Le jazz, ça m'a toujours un peu énervé, parce que je comparais ça à un film de David Lynch. C'est tout compliqué, il n'y a pas d'histoire, mais maudit, il y a toujours quelqu'un pour dire que c'est un supra-chef-d'oeuvre, et ça me donne l'impression qu'il y a quelque chose à comprendre que je n'ai pas compris. Que je ne me suis pas assez forcée. Pourtant, on dirait que plein de monde ont tout compris, et ça m'énerve, quand tout le monde comprend un truc sauf moi. Même chose pour le jazz: je pensais ne pas avoir compris ce qu'il y avait à comprendre dans ces notes-là qui courent partout. Mais jeudi, j'ai été voir Susie Arioli, mon premier show de jazz (n.b. hé, oh, j'ai pas payé les billets, qu'est-ce que vous pensez!). C'était à Brossard (et je ferai un autre message une autre fois pour cracher mon venim sur le complexe 10-30). J'ai écouté le show au complet. J'ai regardé le monde autour. Beaucoup de têtes blanches, du monde ben ordinaire. Des madames pis des messieurs de la banlieue. Ils applaudissaient après des solos de contrebasse comme je crie après un solo de guit' dans un show rock. Ils restaient tous immobiles sur leur chaise alors que même moi qui ne danse pas aurait sûrement piétiner des petits moves de swing sur place. Ils méditaient les paroles alors que je les aurais chantées en même temps. Et je sais que l'univers du jazz au complet ne se résume pas à un show de Susie Arioli, mais le jazz m'a paru beaucoup moins snob, tout d'un coup. Il y a des musiques qu'on contemple, et des musiques qu'on vit. Et de la musique qui se contemple, des fois ça se vit mal, et des musiques qu'on vit, des fois ça se contemple mal. Et c'est pas parce qu'on contemple qu'on est snob. Et c'est pas parce qu'on vit qu'on n'a rien compris.

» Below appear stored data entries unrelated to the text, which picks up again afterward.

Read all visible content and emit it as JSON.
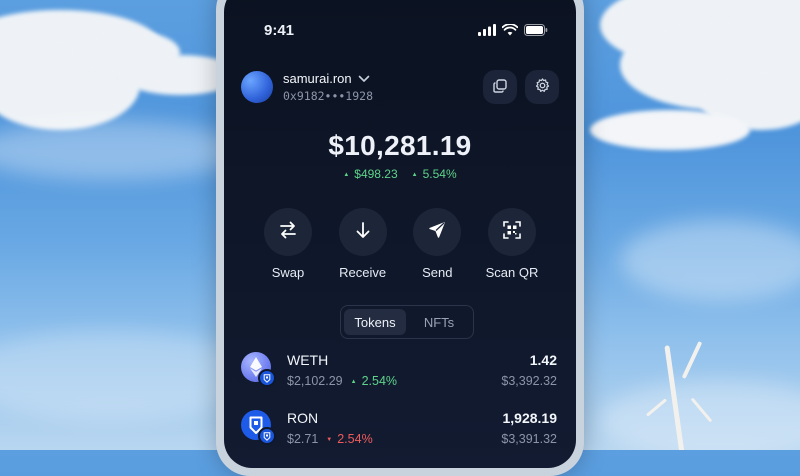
{
  "status_bar": {
    "time": "9:41",
    "icons": [
      "signal-icon",
      "wifi-icon",
      "battery-icon"
    ]
  },
  "account": {
    "name": "samurai.ron",
    "address": "0x9182•••1928",
    "icons": [
      "chevron-down-icon",
      "copy-icon",
      "settings-gear-icon"
    ]
  },
  "balance": {
    "total": "$10,281.19",
    "change_amount": "$498.23",
    "change_percent": "5.54%"
  },
  "actions": [
    {
      "label": "Swap",
      "icon": "swap-arrows-icon"
    },
    {
      "label": "Receive",
      "icon": "arrow-down-icon"
    },
    {
      "label": "Send",
      "icon": "send-icon"
    },
    {
      "label": "Scan QR",
      "icon": "scan-qr-icon"
    }
  ],
  "tabs": {
    "items": [
      "Tokens",
      "NFTs"
    ],
    "active": "Tokens"
  },
  "tokens": [
    {
      "symbol": "WETH",
      "price": "$2,102.29",
      "change": "2.54%",
      "direction": "up",
      "amount": "1.42",
      "value": "$3,392.32"
    },
    {
      "symbol": "RON",
      "price": "$2.71",
      "change": "2.54%",
      "direction": "down",
      "amount": "1,928.19",
      "value": "$3,391.32"
    }
  ],
  "colors": {
    "positive": "#5fd38a",
    "negative": "#ef5b5b",
    "accent": "#1a56db",
    "screen_bg": "#0e1628"
  }
}
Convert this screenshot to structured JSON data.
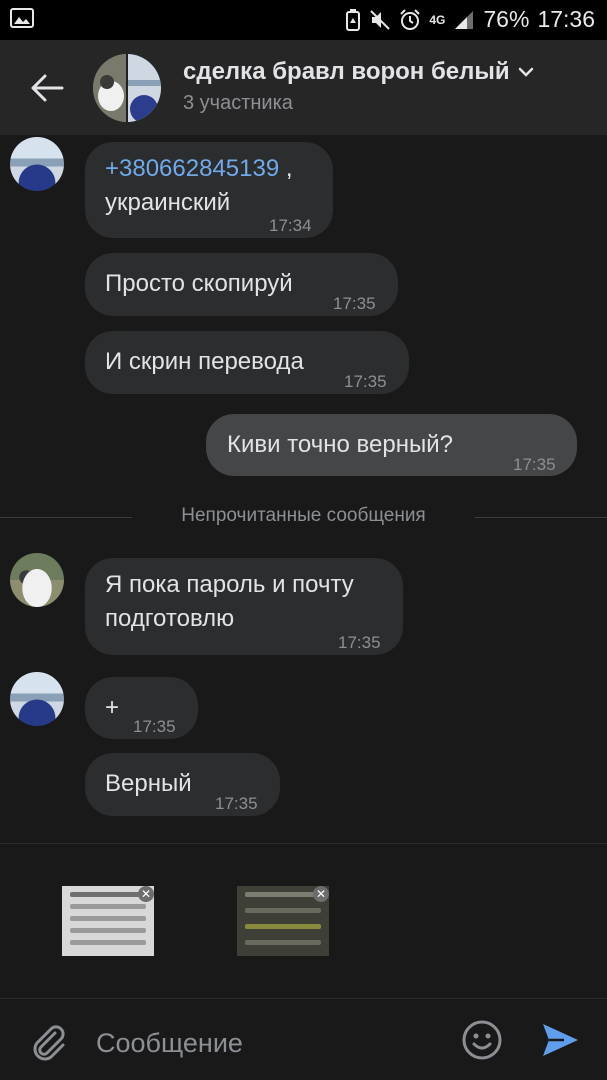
{
  "status_bar": {
    "network": "4G",
    "battery": "76%",
    "time": "17:36"
  },
  "header": {
    "title": "сделка бравл ворон белый",
    "subtitle": "3 участника"
  },
  "messages": [
    {
      "link": "+380662845139",
      "text_after_link": " ,",
      "line2": "украинский",
      "time": "17:34"
    },
    {
      "text": "Просто скопируй",
      "time": "17:35"
    },
    {
      "text": "И скрин перевода",
      "time": "17:35"
    },
    {
      "text": "Киви точно верный?",
      "time": "17:35"
    },
    {
      "text1": "Я пока пароль и почту",
      "text2": "подготовлю",
      "time": "17:35"
    },
    {
      "text": "+",
      "time": "17:35"
    },
    {
      "text": "Верный",
      "time": "17:35"
    }
  ],
  "unread_label": "Непрочитанные сообщения",
  "composer": {
    "placeholder": "Сообщение"
  },
  "colors": {
    "background": "#19191a",
    "header": "#262626",
    "bubble_in": "#2c2d2e",
    "bubble_out": "#454647",
    "link": "#71aaeb",
    "send": "#5f9eec"
  },
  "icons": [
    "gallery-icon",
    "battery-saver-icon",
    "mute-icon",
    "alarm-icon",
    "signal-icon",
    "back-arrow-icon",
    "chevron-down-icon",
    "paperclip-icon",
    "emoji-icon",
    "send-icon",
    "close-icon"
  ]
}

Moi, personnellement, la musique qui se contemple, je garderai ça pour mes vieux jours, alors que j'aurai plus d'années derrière que devant, et que j'aurai quelque chose à méditer en regardant la pluie tomber. Pour l'instant, j'ai hâte de voir Gene Simmons cracher sa langue, des fontaines de feu exploser sur scène, un gros KISS écrit avec des milliers d'ampoules qui brillent, un stade au complet qui scande des paroles, tout qui vibre tellement c'est fort. J'ai vingt-cinq ans, et j'ai le goût de vivre.
1 commentaire:
Ok alors Elyse et moi on t'amène sur St-Denis au bar de jazz où on a l'habitude de baver sur les musiciens, où le vin est super cher mais on a nos visas et où on n'est pas certaines de comprendre ce qui se passe mais on aime ça.
Le meilleur bar jazz snob avec pas d'histoire.